Here's the difference I hope exists:

Most advice says: "Here's what worked for me, you should do it too."

This essay says: "Stop collecting advice and start acting. Your experience will teach you faster than my words."

One asks you to adopt my framework. The other asks you to build your own through action.

But honestly? If you finish this essay and think "great point, I should read more about taking action before reading more advice," you've proven the point.

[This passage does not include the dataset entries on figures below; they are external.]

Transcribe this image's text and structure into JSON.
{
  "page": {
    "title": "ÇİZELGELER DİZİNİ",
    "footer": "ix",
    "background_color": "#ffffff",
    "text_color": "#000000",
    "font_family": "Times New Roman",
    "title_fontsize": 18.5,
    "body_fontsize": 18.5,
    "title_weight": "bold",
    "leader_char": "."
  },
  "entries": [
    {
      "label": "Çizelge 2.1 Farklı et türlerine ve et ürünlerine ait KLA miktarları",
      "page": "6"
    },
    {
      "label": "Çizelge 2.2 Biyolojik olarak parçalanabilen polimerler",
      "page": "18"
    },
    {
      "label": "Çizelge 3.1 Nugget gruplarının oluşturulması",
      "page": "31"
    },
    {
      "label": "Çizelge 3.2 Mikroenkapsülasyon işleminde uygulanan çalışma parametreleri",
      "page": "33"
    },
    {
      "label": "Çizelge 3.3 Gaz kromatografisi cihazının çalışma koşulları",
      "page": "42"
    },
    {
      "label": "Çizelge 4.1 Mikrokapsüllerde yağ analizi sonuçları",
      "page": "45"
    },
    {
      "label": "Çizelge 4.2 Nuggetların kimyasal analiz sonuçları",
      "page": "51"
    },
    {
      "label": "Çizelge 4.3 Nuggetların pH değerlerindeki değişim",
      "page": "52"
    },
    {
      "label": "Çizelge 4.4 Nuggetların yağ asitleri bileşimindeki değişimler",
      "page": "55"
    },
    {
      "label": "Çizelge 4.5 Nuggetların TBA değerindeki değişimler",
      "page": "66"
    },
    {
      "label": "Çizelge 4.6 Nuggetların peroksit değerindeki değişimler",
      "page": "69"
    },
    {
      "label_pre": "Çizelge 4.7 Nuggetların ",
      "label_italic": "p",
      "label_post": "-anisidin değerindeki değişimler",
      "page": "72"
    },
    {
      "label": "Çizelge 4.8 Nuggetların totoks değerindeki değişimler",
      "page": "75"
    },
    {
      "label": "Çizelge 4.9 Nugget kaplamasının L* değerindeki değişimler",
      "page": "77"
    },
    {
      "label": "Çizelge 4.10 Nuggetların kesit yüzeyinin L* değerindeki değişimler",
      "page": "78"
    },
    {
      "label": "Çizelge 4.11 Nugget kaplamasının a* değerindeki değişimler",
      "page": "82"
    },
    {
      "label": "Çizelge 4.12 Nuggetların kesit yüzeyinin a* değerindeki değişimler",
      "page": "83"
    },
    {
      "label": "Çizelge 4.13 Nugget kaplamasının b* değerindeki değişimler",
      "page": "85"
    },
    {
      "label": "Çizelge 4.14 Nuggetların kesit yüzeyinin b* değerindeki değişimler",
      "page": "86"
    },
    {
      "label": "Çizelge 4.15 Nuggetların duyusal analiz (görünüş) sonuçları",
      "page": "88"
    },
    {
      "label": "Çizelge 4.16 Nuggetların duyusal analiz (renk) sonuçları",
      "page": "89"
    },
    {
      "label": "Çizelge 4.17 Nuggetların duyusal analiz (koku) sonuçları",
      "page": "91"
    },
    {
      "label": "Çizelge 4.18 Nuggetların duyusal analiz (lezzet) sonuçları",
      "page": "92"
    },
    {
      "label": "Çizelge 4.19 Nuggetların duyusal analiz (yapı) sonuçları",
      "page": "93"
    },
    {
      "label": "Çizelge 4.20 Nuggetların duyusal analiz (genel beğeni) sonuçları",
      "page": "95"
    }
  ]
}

The advice trap got you again.

The only way this advice works is if you close this tab and start something you've been postponing.

Takeaways

What to stop:

  • Seeking advice as preparation before starting
  • Collecting frameworks and wisdom as a substitute for action
  • Trusting general advice from people with different contexts
  • Waiting until you know enough to begin

What to start:

  • Begin before you feel ready
  • Let problems emerge from doing, then solve them
  • Seek specific advice for specific problems you've already encountered
  • Trust your direct experience over other people's indirect wisdom
  • Build a practice, not a knowledge base

The harsh truth: Most of the advice you've consumed hasn't helped you. Not because it was wrong, but because it's not the bottleneck. You don't need more insights. You need to act on the obvious ones you already have.

The uncomfortable truth: This includes the advice in this essay. If it doesn't prompt you to close this and start something, it's just more content you've consumed.

Stop learning about the thing. Start doing the thing. The best teacher is the work itself.